The wind turbines arrived in Gloucester at the same time I did. My husband and I moved into a cheap third-floor apartment in the small coastal city in northern Massachusetts in November 2012, just as cranes were assembling the imposing white towers right next to the highway that ushered us into town.
I loved them immediately. Like me, they were newcomers in an old town, looking to the future. Gloucester celebrated its 400th birthday a few years ago, and many families, including my husband’s, have lived here for well over a century. Our daughter, born in 2016, is at least a fifth-generation Gloucesterite. As a toddler playing in our yard, she would glimpse the blades turning in the distance and announce excitedly, “The fans are spinning!”
There were originally three turbines, standing sentinel over the town at the ocean’s edge. Two of these provided electricity to the city through a 25-year power purchase agreement, offsetting 50% to 70% of Gloucester’s municipal energy use. The city also received 20% of the money the spinning blades generated each year, a number that ranged from around $100,000 in the first year of operation to as much as $478,000 in later years.
The first turbine to go up was also the first to come down, removed in 2023 after a series of mechanical failures and a blade unexpectedly falling off. The two that remained continued generating power for years, though supply chain problems delayed needed maintenance and caused unexpected downtime, the owners said. In recent months, residents noticed the turbines appeared to be dripping oil. When the blades stopped turning this fall, people started asking questions about their future.
In January, our local paper broke the news that the turbines’ owner had decided to decommission them. The explanation: The company, a major semiconductor engineering firm, wants to expand its footprint here and needs the land. In compensation for the early termination, Gloucester will receive a payment of $587,000.
Some staunch opponents of wind power have taken the announcement as vindication. Community Facebook groups immediately lit up with I-told-you-sos, declaring the turbines’ 13 years of operation a clear failure. Some even used the early end of Gloucester’s three land-based turbines as proof that large-scale offshore wind could never be successful.
“They are painting the reason why they are being taken down as a failure of wind power,” said City Councilor Jason Grow, a vocal supporter of the turbines.
A second, somewhat quieter group, though, is lamenting their imminent loss.
“I have a feeling of not despair, certainly, but I feel stalled,” said Janet Ruth Young, a local writer and musician. “I feel that there’s a stagnancy where there used to be hope and movement and change.”

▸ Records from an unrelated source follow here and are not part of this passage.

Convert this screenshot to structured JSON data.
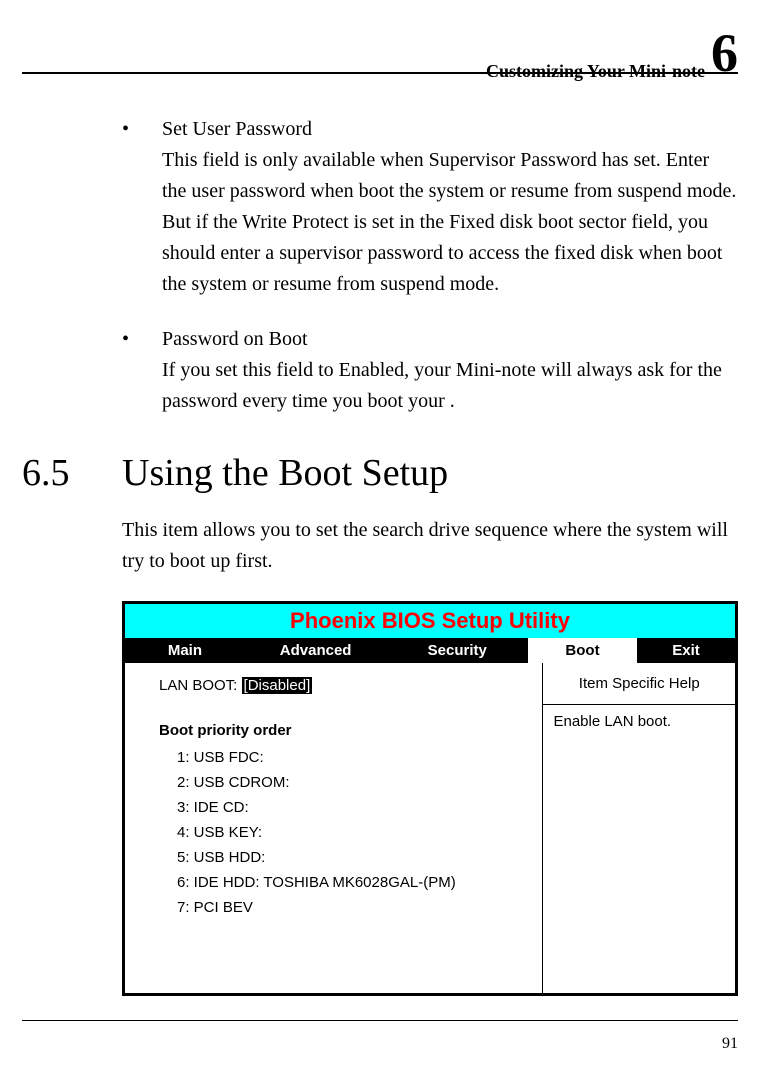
{
  "header": {
    "text": "Customizing Your Mini-note",
    "chapter": "6"
  },
  "bullets": [
    {
      "title": "Set User Password",
      "text": "This field is only available when Supervisor Password has set. Enter the user password when boot the system or resume from suspend mode. But if the Write Protect is set in the Fixed disk boot sector field, you should enter a supervisor password to access the fixed disk when boot the system or resume from suspend mode."
    },
    {
      "title": "Password on Boot",
      "text": "If you set this field to Enabled, your Mini-note will always ask for the password every time you boot your ."
    }
  ],
  "section": {
    "num": "6.5",
    "title": "Using the Boot Setup",
    "desc": "This item allows you to set the search drive sequence where the system will try to boot up first."
  },
  "bios": {
    "title": "Phoenix BIOS Setup Utility",
    "title_bg": "#00ffff",
    "title_color": "#ff0000",
    "tabs": {
      "main": "Main",
      "advanced": "Advanced",
      "security": "Security",
      "boot": "Boot",
      "exit": "Exit"
    },
    "lan_label": "LAN BOOT:",
    "lan_value": "[Disabled]",
    "bpo_title": "Boot priority order",
    "bpo": [
      "1: USB FDC:",
      "2: USB CDROM:",
      "3: IDE CD:",
      "4: USB KEY:",
      "5: USB HDD:",
      "6: IDE HDD: TOSHIBA MK6028GAL-(PM)",
      "7: PCI BEV"
    ],
    "help_title": "Item Specific Help",
    "help_text": "Enable LAN boot."
  },
  "page_number": "91"
}
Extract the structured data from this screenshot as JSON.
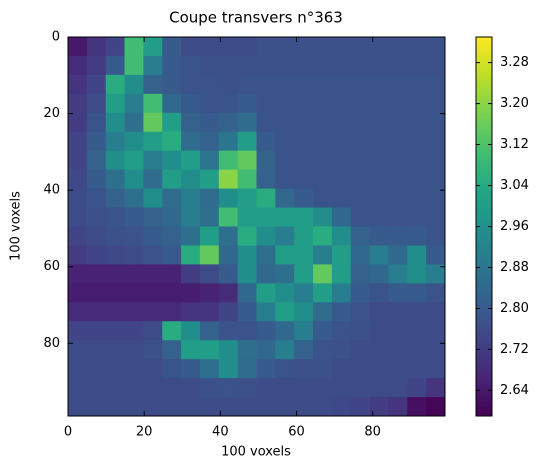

When new solar farms or wind turbines are proposed, news stories usually follow detailing opponents’ objections, which are largely rooted in a connection to place and respect for the character of a community. The opponents chose to live in this place — the small mountain town, the historic waterfront city — for the trees and the air and the character, not the lines of turbines on a hilltop or the sun glinting off expanses of solar panels. These positions are, at their heart, emotional and, it seems to me, sincerely felt. I am not here to judge motivations or to parse how much weight such arguments should be given.
However, stories about the debate depict support for clean energy as all about the money to be saved and the greenhouse gas emissions to be lowered. The proponents of solar panels and wind turbines are rendered as a collection of financial and environmental abstractions rather than real people.
In Gloucester, it is clear that framing doesn’t fully capture the reality. Though our community is deeply — sometimes stubbornly — dedicated to history and tradition, the turbines worked themselves into the fabric of the city. They were symbols of progress, an indelible part of our skyline, friendly ambassadors welcoming visitors and residents driving into town.
Linda Brayton was involved in the turbine project from the very beginning, when she volunteered in 2005, she thinks, to serve on a task force investigating the possibility of bringing wind energy to the city. Renewable power was still on the margins of the energy conversation then — Massachusetts had less than a gigawatt of installed capacity, a number that more than quintupled from 2013 to 2024.